Brave se mit debout sur sa branche et cracha dans le vide.

– T’es fou! Belle occasion d’en être débarrassés! La bande du Buisson Rouge a le meilleur coin du parc. Nous prendrons sa place une fois l’alerte passée. Quant aux autres, c’est que des vagabonds même pas organisés, des idiots. C’est à cause d’eux que les draags vont dis… disomer.

– Comment font-ils? demanda Charbon l’air inquiet, ils posent des pièges ou quoi?

– Je ne sais pas.

– Moi non plus, je n’ai jamais vu ça. Je n’ai même jamais entendu ça: désomition. Tu es sûr que ça veut dire… ce que t’as dit?

– Absolument sûr, dit Terr. Le mieux est de s’en aller pour…

Brave lui donna une tape sur la tête:

– Tais-toi! C’est moi qui commande ici.

Il regarda sa bande avec un certain air de majesté et dit:

– Voilà! Nous allons d’abord dormir un peu pour prendre des forces. La nuit commence à peine et nous avons beaucoup de temps devant nous. Mais pour qu’on nous surprenne pas, nous allons poster des veilleurs. Y m’en faut une main.

Il leva sa main en l’air, les doigts écartés.

– Qui se sent assez reposé pour veiller?

Plusieurs oms s’offrirent, dont Terr. Brave les compta en repliant un par un ses cinq doigts, et Terr fut compris dans son choix.

Brave fit rasseoir les autres et dit:

– Charbon veillera dans la sente du lac, à une main de double main de pas de l’arbre. Vaillant s’installera aux graviers, près du ruisseau. Terr, tu resteras à la fourche du Buisson Rouge. Vous deux, aux deux bouts de la grande allée. Quant à moi, je reste dans l’arbre sans fermer l’œil. Allez! Vous sifflerez si quelque chose ne va pas. Au moment du départ, je sifflerai pour vous rappeler au pied de l’arbre. Que les autres dorment!

Les veilleurs descendirent le long du tronc. Arrivé sur le sol, Terr quitta les autres et se dirigea vers la fourche du Buisson Rouge, là où la piste se divisait en deux pour mener d’une part à la grande entrée des draags, d’autre part au Buisson en escaladant des rocailles moussues.

Il grimpa sur une pile de deux ou trois pierres dominant la fourche et se tapit dans une faille du roc.

Prêtant l’oreille aux moindres soupirs de la brise dans les feuilles, les yeux dilatés dans le clair-obscur de la nuit, il resta longtemps immobile.

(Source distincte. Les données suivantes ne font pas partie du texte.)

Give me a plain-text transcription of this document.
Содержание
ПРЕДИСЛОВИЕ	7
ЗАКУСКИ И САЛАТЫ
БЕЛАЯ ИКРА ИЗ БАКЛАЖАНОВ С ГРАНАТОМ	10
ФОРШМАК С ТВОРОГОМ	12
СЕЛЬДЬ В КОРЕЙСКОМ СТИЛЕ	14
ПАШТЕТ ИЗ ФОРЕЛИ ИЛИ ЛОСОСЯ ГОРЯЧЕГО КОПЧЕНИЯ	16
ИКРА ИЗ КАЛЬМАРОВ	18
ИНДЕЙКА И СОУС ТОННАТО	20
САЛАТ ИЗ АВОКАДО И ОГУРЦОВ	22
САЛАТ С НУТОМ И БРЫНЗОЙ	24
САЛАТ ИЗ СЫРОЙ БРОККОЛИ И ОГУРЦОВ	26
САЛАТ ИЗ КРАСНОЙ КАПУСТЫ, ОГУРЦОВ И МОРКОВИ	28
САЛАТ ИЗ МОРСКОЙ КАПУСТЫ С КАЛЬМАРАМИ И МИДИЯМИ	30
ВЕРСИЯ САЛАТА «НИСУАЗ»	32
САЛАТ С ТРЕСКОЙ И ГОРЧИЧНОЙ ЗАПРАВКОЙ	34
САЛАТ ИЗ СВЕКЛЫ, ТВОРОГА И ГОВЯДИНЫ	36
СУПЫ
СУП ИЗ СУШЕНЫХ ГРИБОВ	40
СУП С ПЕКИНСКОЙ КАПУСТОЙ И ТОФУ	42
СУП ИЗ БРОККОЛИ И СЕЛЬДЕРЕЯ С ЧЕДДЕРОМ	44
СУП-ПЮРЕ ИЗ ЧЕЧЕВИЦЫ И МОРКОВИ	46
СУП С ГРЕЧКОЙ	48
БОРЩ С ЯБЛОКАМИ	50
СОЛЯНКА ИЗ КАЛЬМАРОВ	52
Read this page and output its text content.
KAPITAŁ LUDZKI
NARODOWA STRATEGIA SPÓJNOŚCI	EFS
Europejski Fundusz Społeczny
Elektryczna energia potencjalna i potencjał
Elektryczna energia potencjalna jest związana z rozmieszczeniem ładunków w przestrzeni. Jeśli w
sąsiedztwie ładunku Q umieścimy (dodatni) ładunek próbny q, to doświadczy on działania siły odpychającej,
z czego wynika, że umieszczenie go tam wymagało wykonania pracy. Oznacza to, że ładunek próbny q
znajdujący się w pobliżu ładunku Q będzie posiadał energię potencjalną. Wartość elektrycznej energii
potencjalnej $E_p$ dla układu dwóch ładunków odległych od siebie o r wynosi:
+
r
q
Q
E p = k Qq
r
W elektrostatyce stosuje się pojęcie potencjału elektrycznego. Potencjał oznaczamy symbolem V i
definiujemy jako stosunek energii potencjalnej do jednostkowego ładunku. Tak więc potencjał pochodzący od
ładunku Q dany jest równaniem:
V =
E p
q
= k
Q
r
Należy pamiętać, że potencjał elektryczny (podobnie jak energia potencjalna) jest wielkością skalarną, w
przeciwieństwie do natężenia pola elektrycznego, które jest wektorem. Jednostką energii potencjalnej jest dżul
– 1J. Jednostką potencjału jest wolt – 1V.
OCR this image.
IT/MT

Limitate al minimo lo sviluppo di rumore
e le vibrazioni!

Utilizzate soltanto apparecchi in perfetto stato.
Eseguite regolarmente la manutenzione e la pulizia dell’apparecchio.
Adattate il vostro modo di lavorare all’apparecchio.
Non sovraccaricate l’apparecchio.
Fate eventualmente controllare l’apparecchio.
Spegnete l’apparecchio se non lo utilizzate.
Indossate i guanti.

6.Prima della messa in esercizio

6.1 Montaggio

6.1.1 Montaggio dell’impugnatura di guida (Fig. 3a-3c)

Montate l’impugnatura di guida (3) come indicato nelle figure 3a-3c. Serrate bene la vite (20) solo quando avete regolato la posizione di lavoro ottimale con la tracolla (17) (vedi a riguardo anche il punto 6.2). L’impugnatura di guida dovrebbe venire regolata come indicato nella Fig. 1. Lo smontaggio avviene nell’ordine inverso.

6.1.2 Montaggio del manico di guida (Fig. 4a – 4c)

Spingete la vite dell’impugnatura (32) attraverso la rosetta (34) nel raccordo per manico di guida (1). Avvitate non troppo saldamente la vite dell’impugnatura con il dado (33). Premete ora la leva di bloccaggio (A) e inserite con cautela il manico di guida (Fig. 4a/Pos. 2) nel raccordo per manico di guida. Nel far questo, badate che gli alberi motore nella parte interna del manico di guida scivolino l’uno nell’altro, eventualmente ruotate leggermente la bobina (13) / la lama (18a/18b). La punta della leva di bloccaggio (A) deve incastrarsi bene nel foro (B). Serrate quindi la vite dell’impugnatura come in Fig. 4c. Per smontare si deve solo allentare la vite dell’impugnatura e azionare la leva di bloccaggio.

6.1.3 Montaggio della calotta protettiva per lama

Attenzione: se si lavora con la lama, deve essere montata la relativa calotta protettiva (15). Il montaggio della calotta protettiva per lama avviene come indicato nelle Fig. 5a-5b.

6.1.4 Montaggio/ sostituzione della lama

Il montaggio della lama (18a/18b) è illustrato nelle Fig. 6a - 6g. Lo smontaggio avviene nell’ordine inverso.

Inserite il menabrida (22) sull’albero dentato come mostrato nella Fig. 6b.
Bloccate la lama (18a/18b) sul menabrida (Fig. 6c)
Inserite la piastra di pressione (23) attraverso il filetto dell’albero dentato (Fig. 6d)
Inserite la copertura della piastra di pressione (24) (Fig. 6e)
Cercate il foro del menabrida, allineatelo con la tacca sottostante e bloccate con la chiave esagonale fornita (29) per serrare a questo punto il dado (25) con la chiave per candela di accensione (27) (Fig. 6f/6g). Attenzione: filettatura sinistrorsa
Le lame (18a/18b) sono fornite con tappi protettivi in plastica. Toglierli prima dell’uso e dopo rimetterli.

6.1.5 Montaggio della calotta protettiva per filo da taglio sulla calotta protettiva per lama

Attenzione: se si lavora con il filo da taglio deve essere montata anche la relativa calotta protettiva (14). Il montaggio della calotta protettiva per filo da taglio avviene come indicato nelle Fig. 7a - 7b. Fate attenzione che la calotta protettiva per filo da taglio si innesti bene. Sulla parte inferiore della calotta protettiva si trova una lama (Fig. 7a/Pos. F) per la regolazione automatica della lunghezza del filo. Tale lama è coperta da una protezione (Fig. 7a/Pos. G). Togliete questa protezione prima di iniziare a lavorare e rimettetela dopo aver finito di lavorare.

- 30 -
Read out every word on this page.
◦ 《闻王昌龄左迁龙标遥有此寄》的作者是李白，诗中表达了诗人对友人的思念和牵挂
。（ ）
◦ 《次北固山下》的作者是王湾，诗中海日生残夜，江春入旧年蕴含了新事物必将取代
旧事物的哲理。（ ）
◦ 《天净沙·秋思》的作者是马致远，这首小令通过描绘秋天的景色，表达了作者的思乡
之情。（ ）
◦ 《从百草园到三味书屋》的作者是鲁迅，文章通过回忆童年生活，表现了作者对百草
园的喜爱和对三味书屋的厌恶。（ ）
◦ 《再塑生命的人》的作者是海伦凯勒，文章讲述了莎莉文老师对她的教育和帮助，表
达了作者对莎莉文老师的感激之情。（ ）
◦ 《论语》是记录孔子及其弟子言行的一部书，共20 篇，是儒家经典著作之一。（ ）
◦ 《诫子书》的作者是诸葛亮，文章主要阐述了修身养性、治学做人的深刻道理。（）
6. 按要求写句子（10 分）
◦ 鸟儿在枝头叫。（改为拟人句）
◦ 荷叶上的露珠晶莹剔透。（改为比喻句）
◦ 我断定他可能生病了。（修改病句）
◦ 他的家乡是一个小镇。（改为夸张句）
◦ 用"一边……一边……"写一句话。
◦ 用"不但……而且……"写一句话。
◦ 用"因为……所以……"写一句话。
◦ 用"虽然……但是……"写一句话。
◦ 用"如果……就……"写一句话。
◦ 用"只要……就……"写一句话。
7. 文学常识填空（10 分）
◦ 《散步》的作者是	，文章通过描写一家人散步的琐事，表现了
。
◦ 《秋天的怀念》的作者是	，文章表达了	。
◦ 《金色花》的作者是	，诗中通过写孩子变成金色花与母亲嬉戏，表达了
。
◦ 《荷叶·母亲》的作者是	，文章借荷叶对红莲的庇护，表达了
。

Mais il était jeune, et bientôt, sa faction l’énerva.

Il sortit de sa cachette et gravit la piste du Buisson Rouge afin d’étendre son champ visuel. Il atteignit une petite terrasse herbeuse constituant un observatoire idéal. De là, son regard portait à plus de cent cinquante pas (Brave aurait dit à trois mains de double main, s’il avait été capable de compter jusque-là sans s’embrouiller).

Au bout d’un temps qui lui parut très long, il s’impatienta encore et tourna les yeux vers le sommet de la rocaille. Sa curiosité lui souffla de monter plus haut sous prétexte de voir plus loin.

Il obéit à son envie et se haussa parmi les plantes grimpantes.

Après quelques efforts, il prit pied sur le dos du tertre. Et là, mi-effrayé, mi-content, il put balayer du regard une partie du parc interdite à sa bande: le territoire du Buisson Rouge.

Aiguisant sa vue, il devina celui-ci, violet sous la lumière des étoiles, et tout hérissé de feuilles-dards. Alors, oubliant son appréhension et poussé par un sentiment vague et puissant à la fois, il dévala l’autre versant, courut quelques pas dans la prairie et hurla:

– Oh! bande du Buisson Rouge! Gare à vous, oms! Demain, les draags vont désomiser le parc.

Il répéta son appel, se retourna pour fuir, et s’étala de tout son long, la tête pleine des échos douloureux d’un coup de gourdin.

Un grand om noir se pencha sur lui en ricanant, le jeta comme une plume sur son épaule et courut vers le Buisson.

D’autres silhouettes vinrent à sa rencontre. Des questions se croisèrent.

– Qu’est-ce qu’il a dit?

– C’est un de la bande de Brave?

– J’ai rien compris.

– Qu’est-ce qu’on en fait?

– Dis-le à la Vieille!

Terr eut vaguement conscience d’être porté de main en main. Il échoua brutalement sur un tas de foin. Une giclée d’eau en pleine figure rappela ses sens.

Il s’assit en secouant la tête et se vit au milieu de visages inconnus. Devant lui, une silhouette recroquevillée. Une vieille ome noire, aux membres secs, à la chevelure blanche et crépue, le considérait sans bienveillance. Une pluie de questions rauques s’abattit:

– Que faisais-tu sur not’ territoire?

– Je… venais vous avertir.

– De quoi?

– De la désomisation de demain. Les draags…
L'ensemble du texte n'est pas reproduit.